Ela apertou as duas bolinhas mentoladas do filtro e acendeu o cigarro com um isqueiro preto.
- Por que o contexto é tão importante pra você?
- Tem várias formas de acabar um romance. Umas doem mais do que as outras.
- Mas se acabou, significa que não demos certo. Doeria de qualquer forma.
- Sim, mas eu estou em paz essa possibilidade faz tempo.
- Sério? Pensei que você me amava.
- Amo... Mas mantenho meus pés no chão.
- Não sei o que pensar disso - Alice disse, soltando a fumaça em minha direção.
- Só vemos as coisas de forma diferente.
- Diferente como?
- Você gosta de ter as coisas sob controle. Do seu jeito... No seu tempo. No meu caso, eu não faço questão de nada disso. Pra mim, amar significa estar disposto a perder o controle de certas coisas.
Alice ficou me encarando e mordeu os lábios pra disfarçar a tensão.
- É por isso que eu prefiro você calado às vezes.
- Por quê?
- Você não precisa racionalizar tudo. Não gosto de ser medida ou analisada.
- Não estou te analisando.
- Não? Então o que você quis dizer com isso tudo?
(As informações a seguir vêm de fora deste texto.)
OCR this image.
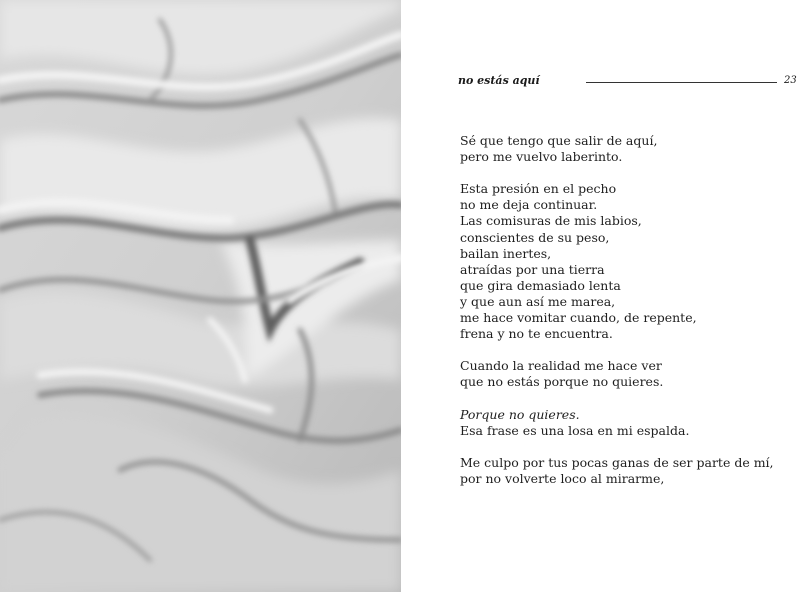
no estás aquí	23
Sé que tengo que salir de aquí,
pero me vuelvo laberinto.
Esta presión en el pecho
no me deja continuar.
Las comisuras de mis labios,
conscientes de su peso,
bailan inertes,
atraídas por una tierra
que gira demasiado lenta
y que aun así me marea,
me hace vomitar cuando, de repente,
frena y no te encuentra.
Cuando la realidad me hace ver
que no estás porque no quieres.
Porque no quieres.
Esa frase es una losa en mi espalda.
Me culpo por tus pocas ganas de ser parte de mí,
por no volverte loco al mirarme,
- Que eu te amo como a pessoa que vive nas minhas histórias. Mas amo também quando você foge do roteiro. Quando eu me esqueço das palavras certas, e até quando você não quer ouvir o que eu tenho a dizer.
- E como você acha que eu te amo?
- Sinceramente. Você nunca fez questão de me dizer. E eu provavelmente não tenho um retrato muito fiel da realidade com o pouco que você deixa escapar.
- Você acha que estou fingindo pra você o tempo todo?
- Não. Às vezes você sai do personagem.
- Que personagem?
- A que você escolheu ser pra esconder o que não quer mostrar.
Alice apagou o cigarro na mureta da janela e começou a juntar as roupas espalhadas pelo chão do quarto. Me deitei no canto da cama, tomei um gole de cerveja e fechei os olhos.
Não sei quanto tempo se passou. Mas quando abri os olhos ela não estava mais lá.
E eu fiquei sozinho, encarando o teto. Me perguntando se ela tinha estado realmente comigo,
ou se eu tinha novamente me perdido entre memórias que insistiam em não desaparecer.